In the given \(∆ABC\), if \(DE || BC, AE = a\) units, \(EC = b\) units, \(DE = x \) units and \(BC = y\) units, then which of the following is true?

• A. \(x=\frac{ay}{a+b}\)
• B. \(y=\frac{ax}{a+b}\)
• C. \(x=\frac{a+b}{ay}\)
• D. \(\frac{x}{y}=\frac{a}{b}\)

Answer 1

The Correct Option is A

Given: In \( \triangle ABC \), \( DE \parallel BC \), and the given segment lengths: 

• \( AE = a \)
• \( EC = b \)
• \( DE = x \)
• \( BC = y \)

Step 1: Apply Basic Proportionality Theorem (Thales' Theorem)

Since \( DE \parallel BC \), by the theorem:

\[ \frac{DE}{BC} = \frac{AE}{AC} \] \[ \frac{x}{y} = \frac{a}{a+b} \]

Step 2: Solve for \( x \)

\[ x = \frac{ay}{a+b} \]

Final Answer: \( x = \frac{ay}{a+b} \)

Answer 2

In \(∆ABC\), given that \(DE || BC\), we can apply the Basic Proportionality Theorem (also known as Thales' theorem). This theorem states that if a line is drawn parallel to one side of a triangle intersecting the other two sides, then it divides those two sides proportionally.
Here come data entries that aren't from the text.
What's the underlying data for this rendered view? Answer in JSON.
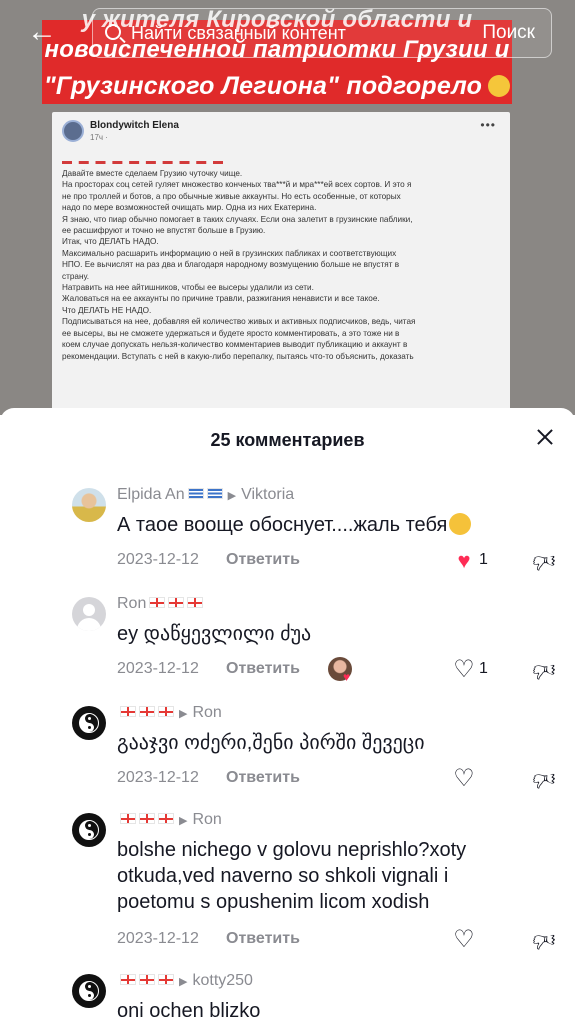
{
  "topbar": {
    "back_icon": "arrow-left-icon",
    "search_placeholder": "Найти связанный контент",
    "search_button": "Поиск"
  },
  "video": {
    "banner_line1": "у жителя Кировской области и",
    "banner_line2": "новоиспеченной патриотки Грузии и",
    "banner_line3": "\"Грузинского Легиона\" подгорело",
    "post": {
      "author": "Blondywitch Elena",
      "meta": "17ч · ",
      "lines": [
        "Давайте вместе сделаем Грузию чуточку чище.",
        "На просторах соц сетей гуляет множество конченых тва***й и мра***ей всех сортов. И это я",
        "не про троллей и ботов, а про обычные живые аккаунты. Но есть особенные, от которых",
        "надо по мере возможностей очищать мир. Одна из них Екатерина.",
        "Я знаю, что пиар обычно помогает в таких случаях. Если она залетит в грузинские паблики,",
        "ее расшифруют и точно не впустят больше в Грузию.",
        "Итак, что ДЕЛАТЬ НАДО.",
        "Максимально расшарить информацию о ней в грузинских пабликах и соответствующих",
        "НПО. Ее вычислят на раз два и благодаря народному возмущению больше не впустят в",
        "страну.",
        "Натравить на нее айтишников, чтобы ее высеры удалили из сети.",
        "Жаловаться на ее аккаунты по причине травли, разжигания ненависти и все такое.",
        "Что ДЕЛАТЬ НЕ НАДО.",
        "Подписываться на нее, добавляя ей количество живых и активных подписчиков, ведь, читая",
        "ее высеры, вы не сможете удержаться и будете яросто комментировать, а это тоже ни в",
        "коем случае допускать нельзя-количество комментариев выводит публикацию и аккаунт в",
        "рекомендации. Вступать с ней в какую-либо перепалку, пытаясь что-то объяснить, доказать"
      ]
    }
  },
  "comments_panel": {
    "title": "25 комментариев",
    "reply_label": "Ответить",
    "comments": [
      {
        "user": "Elpida An",
        "reply_to": "Viktoria",
        "text": "А таое вооще обоснует....жаль тебя",
        "date": "2023-12-12",
        "likes": "1",
        "liked": true
      },
      {
        "user": "Ron",
        "reply_to": "",
        "text": "ey დაწყევლილი ძუა",
        "date": "2023-12-12",
        "likes": "1",
        "liked": false
      },
      {
        "user": "",
        "reply_to": "Ron",
        "text": "გააჯვი ოძერი,შენი პირში შევეცი",
        "date": "2023-12-12",
        "likes": "",
        "liked": false
      },
      {
        "user": "",
        "reply_to": "Ron",
        "text_lines": [
          "bolshe nichego v golovu neprishlo?xoty",
          "otkuda,ved naverno so shkoli vignali i",
          "poetomu s opushenim licom xodish"
        ],
        "date": "2023-12-12",
        "likes": "",
        "liked": false
      },
      {
        "user": "",
        "reply_to": "kotty250",
        "text": "oni ochen blizko",
        "date": "",
        "likes": "",
        "liked": false
      }
    ]
  },
  "colors": {
    "banner_red": "#e02a2a",
    "like_red": "#fe2c55",
    "secondary_text": "#8a8b91",
    "primary_text": "#161823"
  }
}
So, given \(DE || BC\), we know that:

\[ \frac{AD}{DB} = \frac{AE}{EC} \]

Given that \(AE = a\) units and \(EC = b\) units, we can substitute these in:

\[ \frac{AD}{DB} = \frac{a}{b} \]

Furthermore, since \(DE\) is parallel to \(BC\), the segments \((AD + DB)\) and \((AE + EC)\) are proportional to the segments \(DE\) and \(BC\), respectively. Thus:

\[ \frac{DE}{BC} = \frac{AE}{AC} \]

Since \(AC = AE + EC = a + b\), we get:

\[ \frac{x}{y} = \frac{a}{a+b} \]

Therefore, solving for \(x\), we have:

\[ x = \frac{a \cdot y}{a + b} \]

This solution aligns with the first option: \(x = \frac{ay}{a+b}\).